Tullow Oil has issued a statement in advance of the Group's Annual General Meeting (AGM).
Ian Perks, Chief Executive Officer of Tullow, commented:
'Tullow has performed strongly since the outset of 2026, marked by significant delivery across the business. Our drilling campaign in Ghana continues to progress well with encouraging results to date reinforcing our growing confidence in delivering production at the higher end of our guidance range, reflecting our disciplined execution and focus on high operational performance.
'With group production at the higher end of guidance and our significant leverage to the oil price, including year to date realisations ahead of expectations, we remain well placed to generate significant free cash flow in 2026 and beyond. Supported by a stable platform and strong momentum, we remain focused on executing our growth strategy to realise the full potential of our assets in Ghana and deliver value for all stakeholders.'
Operational update
- Group working interest production from January to May 2026 was 43.1 kboepd, including 7.3 kboepd of gas production, supporting the expectation of being at the higher end of the previously announced 2026 range of 34-42 kboepd.
- The drill schedule for 2026 remains unchanged, with the third of six Jubilee wells (J76-P) expected onstream this week. Logging results of the well are supportive of a strong production well.
- The remaining two producer wells (J77-P and J50-P) are expected onstream in June and July, with the final well (water injection) due onstream in September.
- The outstanding operational uptime performance in the first quarter of 2026 continued in April and May, with facility uptime across both Jubilee and TEN FPSOs averaging more than 99% for January to May.
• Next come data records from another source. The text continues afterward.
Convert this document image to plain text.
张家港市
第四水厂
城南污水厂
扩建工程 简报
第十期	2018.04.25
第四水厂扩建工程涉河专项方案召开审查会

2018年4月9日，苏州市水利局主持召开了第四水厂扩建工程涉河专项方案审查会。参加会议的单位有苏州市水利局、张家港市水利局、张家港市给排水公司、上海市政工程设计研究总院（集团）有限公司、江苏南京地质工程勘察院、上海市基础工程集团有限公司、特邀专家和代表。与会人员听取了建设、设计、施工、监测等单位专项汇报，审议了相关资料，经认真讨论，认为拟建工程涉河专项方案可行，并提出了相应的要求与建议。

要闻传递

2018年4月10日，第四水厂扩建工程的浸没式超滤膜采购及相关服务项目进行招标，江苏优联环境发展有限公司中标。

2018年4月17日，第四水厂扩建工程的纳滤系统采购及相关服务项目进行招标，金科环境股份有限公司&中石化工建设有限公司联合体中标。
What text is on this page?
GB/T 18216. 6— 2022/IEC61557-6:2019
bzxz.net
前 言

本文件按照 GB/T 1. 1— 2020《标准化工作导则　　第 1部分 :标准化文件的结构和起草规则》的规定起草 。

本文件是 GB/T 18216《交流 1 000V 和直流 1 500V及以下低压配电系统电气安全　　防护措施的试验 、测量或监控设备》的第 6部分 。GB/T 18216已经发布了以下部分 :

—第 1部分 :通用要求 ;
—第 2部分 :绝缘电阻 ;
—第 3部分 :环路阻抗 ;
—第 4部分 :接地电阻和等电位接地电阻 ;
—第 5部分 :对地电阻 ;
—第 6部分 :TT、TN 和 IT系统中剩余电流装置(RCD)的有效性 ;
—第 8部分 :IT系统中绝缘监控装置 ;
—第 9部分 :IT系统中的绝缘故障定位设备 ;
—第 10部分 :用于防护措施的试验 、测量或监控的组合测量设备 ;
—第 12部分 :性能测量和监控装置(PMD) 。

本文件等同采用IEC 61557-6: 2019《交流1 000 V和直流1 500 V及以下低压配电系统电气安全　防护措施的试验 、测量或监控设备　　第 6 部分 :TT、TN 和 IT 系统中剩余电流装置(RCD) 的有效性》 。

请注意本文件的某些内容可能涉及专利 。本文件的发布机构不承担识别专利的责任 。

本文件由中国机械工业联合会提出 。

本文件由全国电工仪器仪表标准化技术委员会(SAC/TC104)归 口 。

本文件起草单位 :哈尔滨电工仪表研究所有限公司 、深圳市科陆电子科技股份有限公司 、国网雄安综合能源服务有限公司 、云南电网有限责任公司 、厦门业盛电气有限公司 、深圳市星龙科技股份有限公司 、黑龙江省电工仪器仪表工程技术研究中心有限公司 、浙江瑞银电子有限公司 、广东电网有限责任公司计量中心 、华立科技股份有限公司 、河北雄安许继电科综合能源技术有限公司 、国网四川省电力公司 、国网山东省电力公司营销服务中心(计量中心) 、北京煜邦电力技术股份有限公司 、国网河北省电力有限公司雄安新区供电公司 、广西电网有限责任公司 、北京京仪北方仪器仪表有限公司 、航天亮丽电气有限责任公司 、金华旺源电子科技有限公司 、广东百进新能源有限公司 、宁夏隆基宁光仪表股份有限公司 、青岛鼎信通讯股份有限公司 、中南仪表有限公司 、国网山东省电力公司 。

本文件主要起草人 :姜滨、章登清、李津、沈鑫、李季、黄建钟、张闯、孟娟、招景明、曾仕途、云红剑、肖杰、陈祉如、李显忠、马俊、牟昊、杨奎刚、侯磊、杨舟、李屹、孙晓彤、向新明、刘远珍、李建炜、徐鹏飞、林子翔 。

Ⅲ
- Greater Jubilee Plan of Further Development has been approved by the Minister of Energy, which confirms support for further drilling of up to 20 wells in Jubilee after the end of the current campaign.
Financial update
- 2026 free cash flow guidance remains $70-175 million at $70-100/bbl. This range is expected to grow to $110-230 million if an additional cargo can be delivered in December 2026.
- Average pre-hedge oil price realisations for five cargos, from January to May, of c.$96/bbl (c.$87/bbl post-hedge), with Tullow's May Jubilee cargo achieving $119/bbl.
- Commodity hedge portfolio protecting 60% downside whilst retaining access to 60% upside in 2026.
- Group capital expenditure and decommissioning spend guidance for 2026 remains unchanged at c.$200 million and c.$25 million.